Una de las mayores perversiones que han hecho inviable el sistema de salud en Colombia es la corrupción rampante que existe en el acceso a la prestación del servicio a través de la acción de tutela. Según la Unidad Investigativa de El Tiempo (19/09/2009), un juzgado civil municipal de Bogotá ordenó entregarle a un paciente cuatro pares de tenis con cámara de aire, un bastón canadiense, seis meses de gimnasio, protector labial marca Labie, una montura de gafas marca Speedo, consulta de sexología, lentes Transition Ultravioleta, blanqueamiento dental con cubeta y lámpara Led, traslado terrestre para las citas, corte de uñas de pies, pañales Plenitud, gorro de baño, emulsión tópica Fresh Skin Face y alcachofa cynara.

No es un caso aislado. Una paciente con problemas cerebrovasculares, con base en averiguaciones que hacía en Internet, le solicitó a su EPS ser enviada al exterior para someterse a un tratamiento. Inicialmente, la EPS rechazó la solicitud, pero la paciente interpuso una acción de tutela y un juez de primera instancia le otorgó la razón a pesar de no contar con la orden de un médico que la estuviera tratando. Finalmente, la mujer fue remitida a E.U. pero el tratamiento no sirvió.

En otro caso, un paciente que tuvo que ser trasladado a Bogotá para realizarle un transplante, le exigió a su EPS que le proporcionara a su familia vivienda y viáticos para su estadía en la capital del país mientras estaba en lista de espera y hasta terminar el proceso de recuperación. Un juzgado concedió la tutela y ordenó a la EPS cumplir las peticiones. En un principio, se trasladó al paciente y a su esposa a un hogar de paso y no se autorizaron viáticos por no ser parte de los servicios de salud, pero un nuevo fallo ordenó alquilar un apartamento independiente y pagarles viáticos y alimentación.

Otro paciente, enfermo de sida, interpuso una tutela para que su EPS le suministrara medicamentos, controles médicos, citas con especialistas y exámenes. Pero incluyó una exigencia insólita: depilación periódica de glúteos con tecnología láser. Y aunque ello no hace parte del tratamiento del sida ni está contemplado en el POS, un juzgado civil de Bogotá aprobó la solicitud. Hay miles de casos similares: un enfermo obligó a su EPS a instalarle ascensor en la casa; una señora consiguió que le pusieran a su disposición una ambulancia las 24 horas del día, los 365 días del año; a otros se les han concedido tratamientos con cámara hiperbárica para ‘retardar el envejecimiento’ o sesiones de ‘perroterapia’, todo en establecimientos elegidos por el juez . Y, como si fuera poco, extranjeros están obteniendo trasplantes de órganos gratuitamente, a costa nuestra, y saltándose la lista de espera –que está reglamentada por ley–, mediante acciones de tutela.
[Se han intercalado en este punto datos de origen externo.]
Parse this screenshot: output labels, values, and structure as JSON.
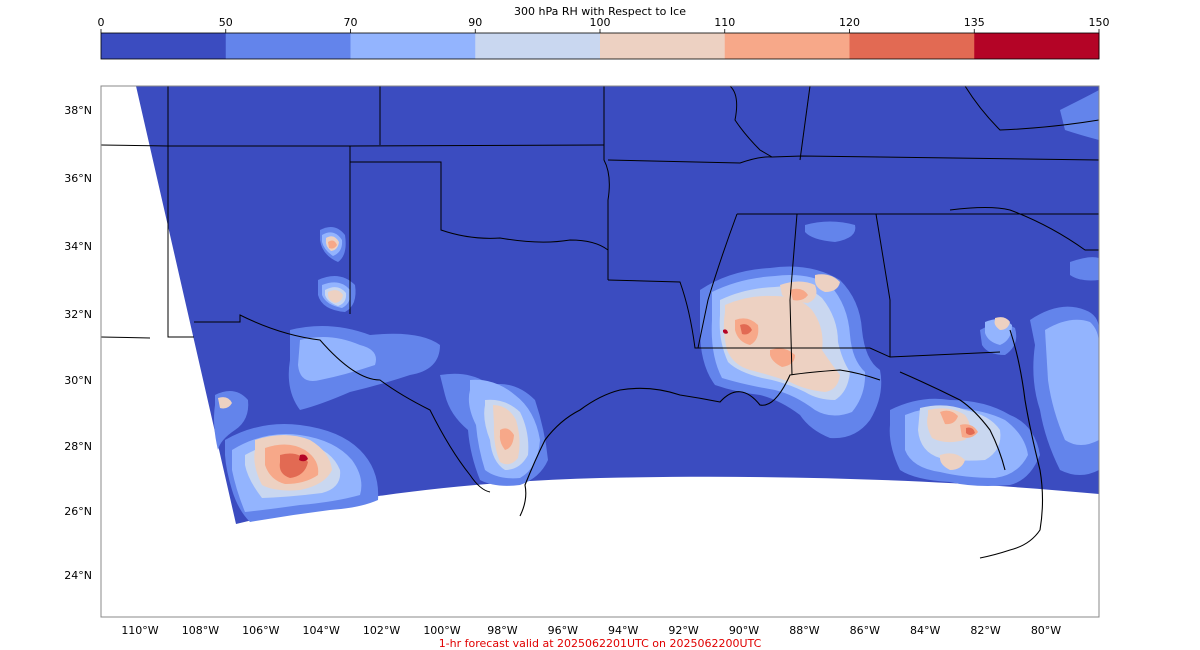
{
  "colorbar": {
    "title": "300 hPa RH with Respect to Ice",
    "ticks": [
      "0",
      "50",
      "70",
      "90",
      "100",
      "110",
      "120",
      "135",
      "150"
    ],
    "colors": [
      "#3b4cc0",
      "#6384eb",
      "#93b4fe",
      "#c9d7f0",
      "#edd1c2",
      "#f7a889",
      "#e26a53",
      "#b40426"
    ]
  },
  "map": {
    "lat_labels": [
      "38°N",
      "36°N",
      "34°N",
      "32°N",
      "30°N",
      "28°N",
      "26°N",
      "24°N"
    ],
    "lon_labels": [
      "110°W",
      "108°W",
      "106°W",
      "104°W",
      "102°W",
      "100°W",
      "98°W",
      "96°W",
      "94°W",
      "92°W",
      "90°W",
      "88°W",
      "86°W",
      "84°W",
      "82°W",
      "80°W"
    ],
    "background_color": "#3b4cc0",
    "outside_color": "#ffffff",
    "border_color": "#000000"
  },
  "footer": {
    "text": "1-hr forecast valid at 2025062201UTC on 2025062200UTC",
    "color": "#e00000"
  }
}
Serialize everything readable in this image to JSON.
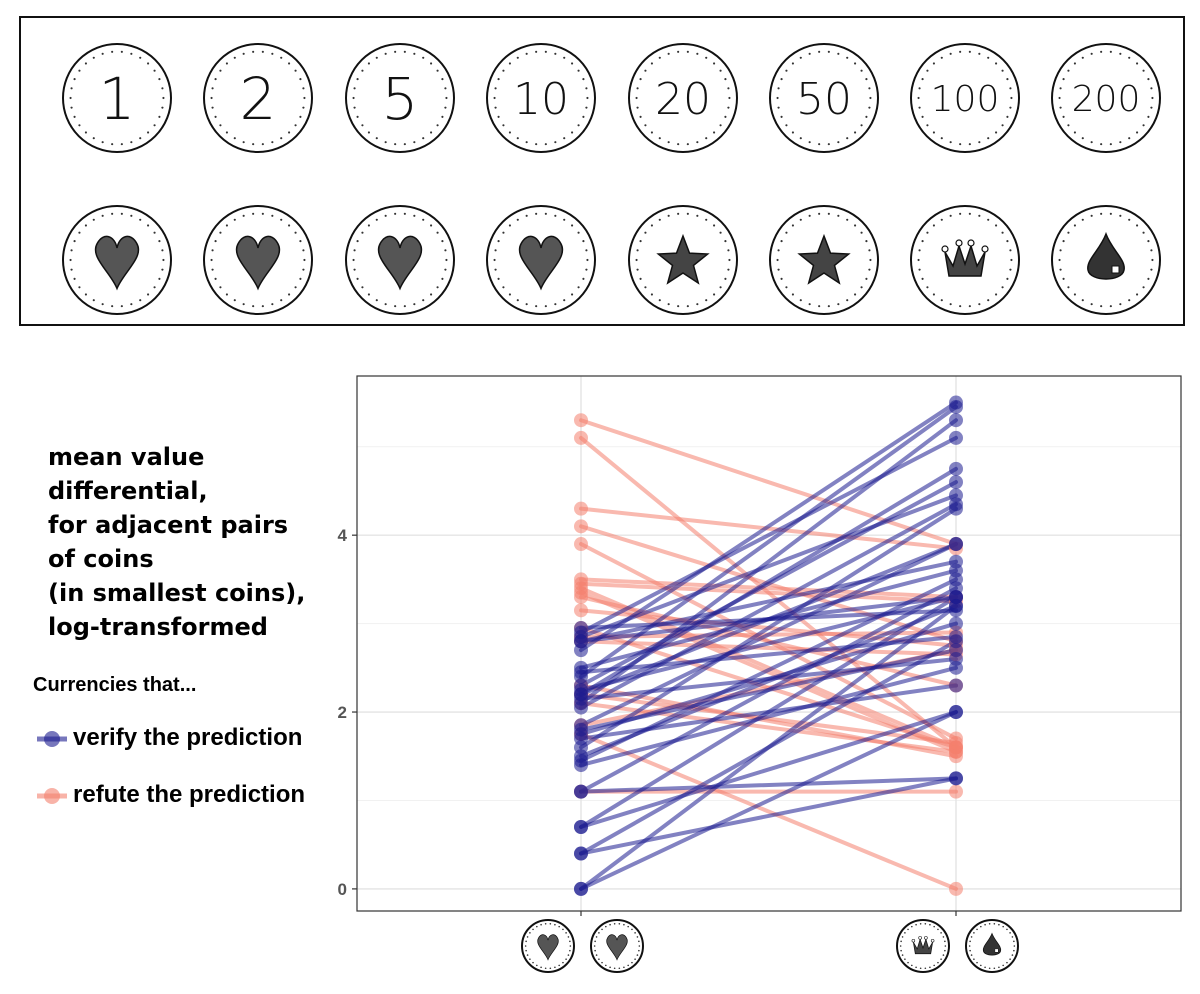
{
  "coin_panel": {
    "top_row": [
      {
        "label": "1"
      },
      {
        "label": "2"
      },
      {
        "label": "5"
      },
      {
        "label": "10"
      },
      {
        "label": "20"
      },
      {
        "label": "50"
      },
      {
        "label": "100"
      },
      {
        "label": "200"
      }
    ],
    "bottom_row": [
      {
        "icon": "heart-icon"
      },
      {
        "icon": "heart-icon"
      },
      {
        "icon": "heart-icon"
      },
      {
        "icon": "heart-icon"
      },
      {
        "icon": "star-icon"
      },
      {
        "icon": "star-icon"
      },
      {
        "icon": "crown-icon"
      },
      {
        "icon": "drop-icon"
      }
    ]
  },
  "y_title_lines": [
    "mean value",
    "differential,",
    "for adjacent pairs",
    "of coins",
    "(in smallest coins),",
    "log-transformed"
  ],
  "legend": {
    "title": "Currencies that...",
    "items": [
      {
        "label": "verify the prediction",
        "color": "#1c1c8f"
      },
      {
        "label": "refute the prediction",
        "color": "#f4806e"
      }
    ]
  },
  "chart_data": {
    "type": "line",
    "x_categories": [
      {
        "icons": [
          "heart-icon",
          "heart-icon"
        ]
      },
      {
        "icons": [
          "crown-icon",
          "drop-icon"
        ]
      }
    ],
    "y_ticks": [
      0,
      2,
      4
    ],
    "ylim": [
      -0.25,
      5.8
    ],
    "grid": true,
    "legend_position": "left",
    "colors": {
      "verify": "#1c1c8f",
      "refute": "#f4806e"
    },
    "series": [
      {
        "group": "verify",
        "pairs": [
          [
            0.0,
            2.0
          ],
          [
            0.0,
            3.2
          ],
          [
            0.4,
            1.25
          ],
          [
            0.4,
            2.8
          ],
          [
            0.7,
            2.0
          ],
          [
            0.7,
            3.3
          ],
          [
            1.1,
            1.25
          ],
          [
            1.1,
            3.4
          ],
          [
            1.45,
            3.5
          ],
          [
            1.4,
            2.5
          ],
          [
            1.5,
            3.2
          ],
          [
            1.6,
            4.3
          ],
          [
            1.7,
            2.3
          ],
          [
            1.75,
            3.0
          ],
          [
            1.85,
            3.9
          ],
          [
            2.05,
            4.35
          ],
          [
            2.1,
            5.3
          ],
          [
            2.15,
            2.6
          ],
          [
            2.2,
            4.75
          ],
          [
            2.25,
            3.3
          ],
          [
            2.3,
            4.6
          ],
          [
            2.4,
            5.45
          ],
          [
            2.45,
            2.85
          ],
          [
            2.5,
            3.6
          ],
          [
            2.7,
            5.5
          ],
          [
            2.8,
            3.7
          ],
          [
            2.85,
            4.45
          ],
          [
            2.9,
            5.1
          ],
          [
            2.95,
            3.15
          ],
          [
            2.8,
            3.3
          ],
          [
            2.2,
            3.9
          ],
          [
            1.8,
            2.7
          ]
        ]
      },
      {
        "group": "refute",
        "pairs": [
          [
            5.3,
            3.9
          ],
          [
            5.1,
            1.6
          ],
          [
            4.3,
            3.85
          ],
          [
            4.1,
            2.8
          ],
          [
            3.9,
            1.7
          ],
          [
            3.5,
            3.3
          ],
          [
            3.45,
            3.25
          ],
          [
            3.4,
            1.6
          ],
          [
            3.35,
            1.55
          ],
          [
            3.3,
            2.3
          ],
          [
            3.15,
            2.75
          ],
          [
            2.95,
            1.6
          ],
          [
            2.85,
            2.9
          ],
          [
            2.8,
            2.65
          ],
          [
            2.3,
            1.5
          ],
          [
            2.2,
            1.65
          ],
          [
            1.75,
            0.0
          ],
          [
            1.1,
            1.1
          ],
          [
            1.85,
            2.7
          ],
          [
            2.1,
            1.55
          ]
        ]
      }
    ]
  }
}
Lo más grave de todo es que esto no la paga la EPS y muchísimo menos el cotizante, pues los aportes mensuales de un trabajador promedio están muy lejos de cubrir estos excesos. En todos los casos, las EPS le recobraron al Estado –a través del Fosyga– todos los gastos. Según el Ministro de Protección Social, Diego Palacio, mientras un colombiano promedio le cuesta al sistema 470 mil pesos al año, 280 mil personas que han acudido a la tutela para hacer pedidos exóticos cuestan, en promedio, diez veces más. Y los costos se incrementan año tras año: en 2007 hubo 835.000 recobros que las EPS del régimen contributivo hicieron al Fosyga por eventos no contemplados en el POS, por un valor de 626.000 millones de pesos; en tanto que en 2009 hubo más de 2 millones de recobros, a un costo de 1,85 billones de pesos, o sea un incremento del 280 por ciento en el valor girado.

La polémica sobre la reforma al sistema de salud apenas comienza y va para largo. El sistema hizo crisis en cuanto a su financiación pero no es tan malo como muchos lo pintan, básicamente porque de él se esperan milagros y la gente cree que tiene derecho a todo. Pero ese deseo de preservar la salud a cualquier costo –pagado por otros– contrasta con la manera como la arriesgamos irresponsablemente a diario y la falta de medidas de autocuidado. De otra parte, muchos políticos y medios de comunicación hacen demagogia con el tema, machacando con desvergüenza la insensatez de que la salud es un derecho adquirido que el Estado debe proveer a cualquier costo. Estamos llegando al desvarío de que nadie quiere morirse y si alguien estira la pata, la culpa es de la EPS, el Sisbén, el POS y la Ley 100. Como si los ricos no se murieran también.